Auf einer Vinyl-Schallplatte läuft die Tonspur üblicherweise wie eine Spirale nach innen. Mit geschlossenen Rillen, deren Umdrehung genau 1,8 Sekunden dauert, kann das Medium auch für Loops genutzt werden: Für sein neues Album «Locked Grooves» (englischer Fachbegriff für «Endlosrillen») komponierte Julian Sartorius Schlagzeug-Loops mit der Dauer einer Umdrehung (33,33 Beats pro Minute). «Auf der Platte sind 112 Loops. Um vom einen zum nächsten zu kommen, muss man die Nadel manuell verschieben», erklärt er. Ansonsten laufe der Loop unendlich weiter. Durch 
diese Vielfalt an geschlossenen Rillen weiss man also nie genau, ob man als Hörerin eine der Spuren übersprungen hat oder nicht, was von Sartorius durchaus beabsichtigt ist.

Unendliche Sekunden

Der Zufall spielt auf seinem neuesten Album eine grosse Rolle, dies verleiht dem eher technischen Projekt einen verspielt-experimentellen Touch. Er sei sofort von diesem Format fasziniert gewesen, meint er. «Beats, die ewig laufen, diese Idee reizte mich sofort, auch die kurze Dauer fand ich eine besondere Herausforderung.
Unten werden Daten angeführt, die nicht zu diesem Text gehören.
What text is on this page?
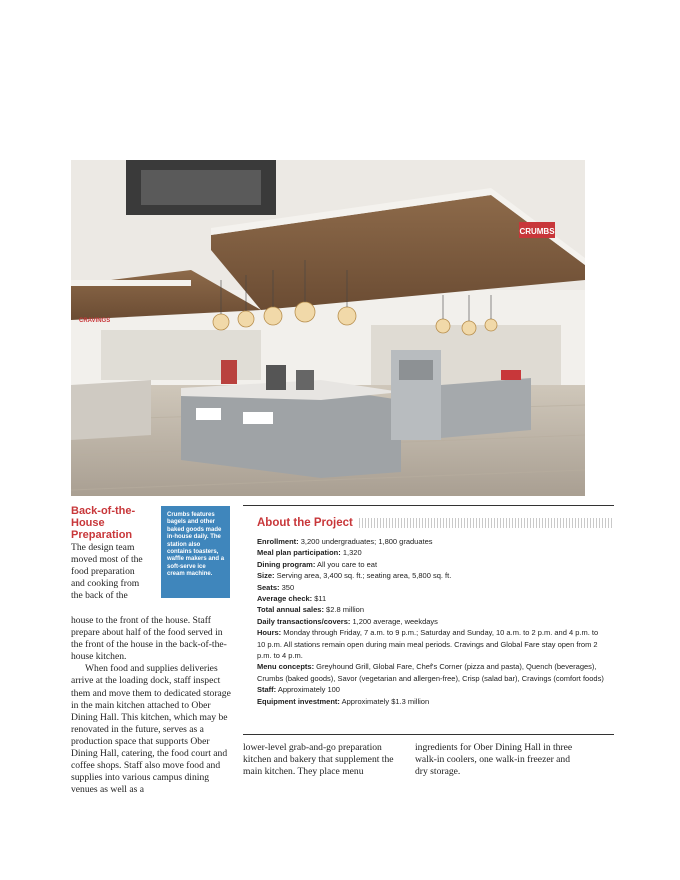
CRUMBS
CRAVINGS
Back-of-the-
House
Preparation
Crumbs features bagels and other baked goods made in-house daily. The station also contains toasters, waffle makers and a soft-serve ice cream machine.
The design team
moved most of the
food preparation
and cooking from
the back of the

house to the front of the house. Staff prepare about half of the food served in the front of the house in the back-of-the-house kitchen.

When food and supplies deliveries arrive at the loading dock, staff inspect them and move them to dedicated storage in the main kitchen attached to Ober Dining Hall. This kitchen, which may be renovated in the future, serves as a production space that supports Ober Dining Hall, catering, the food court and coffee shops. Staff also move food and supplies into various campus dining venues as well as a

About the Project

Enrollment: 3,200 undergraduates; 1,800 graduates

Meal plan participation: 1,320

Dining program: All you care to eat

Size: Serving area, 3,400 sq. ft.; seating area, 5,800 sq. ft.

Seats: 350

Average check: $11

Total annual sales: $2.8 million

Daily transactions/covers: 1,200 average, weekdays

Hours: Monday through Friday, 7 a.m. to 9 p.m.; Saturday and Sunday, 10 a.m. to 2 p.m. and 4 p.m. to 10 p.m. All stations remain open during main meal periods. Cravings and Global Fare stay open from 2 p.m. to 4 p.m.

Menu concepts: Greyhound Grill, Global Fare, Chef's Corner (pizza and pasta), Quench (beverages), Crumbs (baked goods), Savor (vegetarian and allergen-free), Crisp (salad bar), Cravings (comfort foods)

Staff: Approximately 100

Equipment investment: Approximately $1.3 million

lower-level grab-and-go preparation kitchen and bakery that supplement the main kitchen. They place menu
ingredients for Ober Dining Hall in three walk-in coolers, one walk-in freezer and dry storage.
Als ich intensiver damit arbeitete, merkte ich, wie unendlich viel in diesen nicht einmal zwei Sekunden möglich ist.» Sartorius fragte sich dabei, was genau dafür sorgt, dass man so einen Beat endlos hören könnte: «Lässt man einen Loop länger laufen, entdeckt man mit der Zeit Neues darin. Obwohl die Töne dieselben bleiben, scheinen sie sich zu verändern.»

Hypnotische Bilder

Für die Albumtaufe in der Dampfzentrale liess sich der Berner Perkus­sionist eine Platte schneiden mit verschiedenen Sounds, die exakt in jenem Takt den Puls vorgeben. Sartorius spielt die einzelnen Loops der Platte live. Begleitet wird der Act von den hypnotischen, sich im Kreis drehenden Visuals des Filmemachers Yannick Mosimann.